Sunday Read: The Problem With Performance Christianity
Religious performance killed the Pharisees spiritually while making them appear righteous externally. They fasted twice a week, tithed meticulously down to garden herbs, prayed publicly, followed hundreds of traditions. They checked every box, completed every requirement, maintained impressive spiritual resumes. Yet Jesus reserved his harshest words for them: "Woe to you, teachers of the law and Pharisees, you hypocrites! You are like whitewashed tombs, which look beautiful on the outside but on the inside are full of the bones of the dead" (Matthew 23:27).
The problem wasn't their actions - fasting, tithing, and prayer are good practices. The problem was their hearts. They performed religious activities to earn God's favor, impress others, and validate their righteousness. Their spirituality was transactional: complete religious checklist, receive divine approval. But God sees hearts, not just actions, and their hearts were far from him.
Modern Christians repeat this pattern constantly. We create spiritual performance metrics - Bible reading plans, prayer time quotas, service commitments, accountability groups. These aren't inherently bad, but when they become measuring sticks for God's acceptance or our worth, they've become modern Pharisaism. We're performing for approval rather than responding from love.
Jesus told the parable of the Pharisee and the tax collector (Luke 18:9-14). The Pharisee prayed: "God, I thank you that I am not like other people - robbers, evildoers, adulterers - or even like this tax collector. I fast twice a week and give a tenth of all I get." His prayer was essentially a spiritual resume presented to God for approval. The tax collector simply beat his breast and said: "God, have mercy on me, a sinner." Jesus declared the tax collector justified, not the Pharisee.
The difference? The Pharisee trusted his performance. The tax collector trusted God's mercy. One came to God impressed with himself. The other came desperate for grace. Performance Christianity produces the former; gospel Christianity produces the latter.

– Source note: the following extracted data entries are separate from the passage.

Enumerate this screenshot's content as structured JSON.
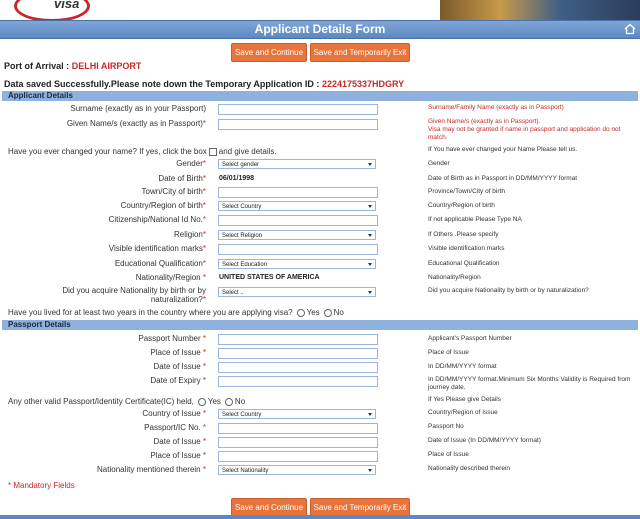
{
  "header": {
    "logo_text": "visa",
    "title": "Applicant Details Form"
  },
  "buttons": {
    "save_continue": "Save and Continue",
    "save_exit": "Save and Temporarily Exit"
  },
  "port": {
    "label": "Port of Arrival :",
    "value": "DELHI AIRPORT"
  },
  "saved": {
    "message": "Data saved Successfully.Please note down the Temporary Application ID :",
    "id": "2224175337HDGRY"
  },
  "sections": {
    "applicant": "Applicant Details",
    "passport": "Passport Details"
  },
  "applicant": {
    "surname_label": "Surname (exactly as in your Passport)",
    "surname_hint": "Surname/Family Name (exactly as in Passport)",
    "given_label": "Given Name/s (exactly as in Passport)",
    "given_hint": "Given Name/s (exactly as in Passport).",
    "given_hint2": "Visa may not be granted if name in passport and application do not match.",
    "changed_name_q": "Have you ever changed your name? If yes, click the box",
    "changed_name_q2": "and give details.",
    "changed_name_hint": "If You have ever changed your Name Please tell us.",
    "gender_label": "Gender",
    "gender_value": "Select gender",
    "gender_hint": "Gender",
    "dob_label": "Date of Birth",
    "dob_value": "06/01/1998",
    "dob_hint": "Date of Birth as in Passport in DD/MM/YYYY format",
    "town_label": "Town/City of birth",
    "town_hint": "Province/Town/City of birth",
    "country_label": "Country/Region of birth",
    "country_value": "Select Country",
    "country_hint": "Country/Region of birth",
    "citizen_label": "Citizenship/National Id No.",
    "citizen_hint": "If not applicable Please Type NA",
    "religion_label": "Religion",
    "religion_value": "Select Religion",
    "religion_hint": "If Others .Please specify",
    "marks_label": "Visible identification marks",
    "marks_hint": "Visible identification marks",
    "edu_label": "Educational Qualification",
    "edu_value": "Select Education",
    "edu_hint": "Educational Qualification",
    "nat_label": "Nationality/Region",
    "nat_value": "UNITED STATES OF AMERICA",
    "nat_hint": "Nationality/Region",
    "acquire_label": "Did you acquire Nationality by birth or by",
    "acquire_label2": "naturalization?",
    "acquire_value": "Select ..",
    "acquire_hint": "Did you acquire Nationality by birth or by naturalization?",
    "lived_q": "Have you lived for at least two years in the country where you are applying visa?",
    "yes": "Yes",
    "no": "No"
  },
  "passport": {
    "number_label": "Passport Number",
    "number_hint": "Applicant's Passport Number",
    "place_label": "Place of Issue",
    "place_hint": "Place of Issue",
    "date_label": "Date of Issue",
    "date_hint": "In DD/MM/YYYY format",
    "expiry_label": "Date of Expiry",
    "expiry_hint": "In DD/MM/YYYY format.Minimum Six Months Validity is Required from journey date.",
    "other_q": "Any other valid Passport/Identity Certificate(IC) held,",
    "other_hint": "If Yes Please give Details",
    "ic_country_label": "Country of Issue",
    "ic_country_value": "Select Country",
    "ic_country_hint": "Country/Region of Issue",
    "ic_no_label": "Passport/IC No.",
    "ic_no_hint": "Passport No",
    "ic_date_label": "Date of Issue",
    "ic_date_hint": "Date of Issue (In DD/MM/YYYY format)",
    "ic_place_label": "Place of Issue",
    "ic_place_hint": "Place of Issue",
    "ic_nat_label": "Nationality mentioned therein",
    "ic_nat_value": "Select Nationality",
    "ic_nat_hint": "Nationality described therein",
    "yes": "Yes",
    "no": "No"
  },
  "mandatory": "* Mandatory Fields",
  "asterisk": "*"
}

Paul had an impressive religious resume before encountering Christ: "circumcised on the eighth day, of the people of Israel, of the tribe of Benjamin, a Hebrew of Hebrews; in regard to the law, a Pharisee; as for zeal, persecuting the church; as for righteousness based on the law, faultless" (Philippians 3:5-6). Yet he counted it all as "garbage" compared to knowing Christ (Philippians 3:8). His achievements meant nothing; Christ's righteousness meant everything.
Here's the test: do your spiritual disciplines produce pride or humility? When you pray consistently, do you feel superior to those who don't? When you read Scripture daily, does it make you judgmental toward inconsistent Christians? When you serve faithfully, do you resent others who don't? If yes, you're performing for approval rather than responding to grace.
Gospel Christianity inverts this completely. Your standing with God has nothing to do with your spiritual performance and everything to do with Christ's finished work. You're not more loved when you pray more or less loved when you fail. God's acceptance is complete, permanent, unconditional - based on Christ's righteousness, not yours.
This doesn't eliminate spiritual disciplines; it transforms their purpose. You don't pray to earn God's favor - you already have it. You pray to enjoy relationship with the One who already loves you completely. You don't read Scripture to prove your devotion - you read it because you're desperate to know God better. You don't serve to validate your worth - you serve from gratitude for grace already received.
Same actions, completely different motivation. One produces pride, judgment, and exhaustion. The other produces humility, grace, and joy. One is Pharisaism. The other is Christianity.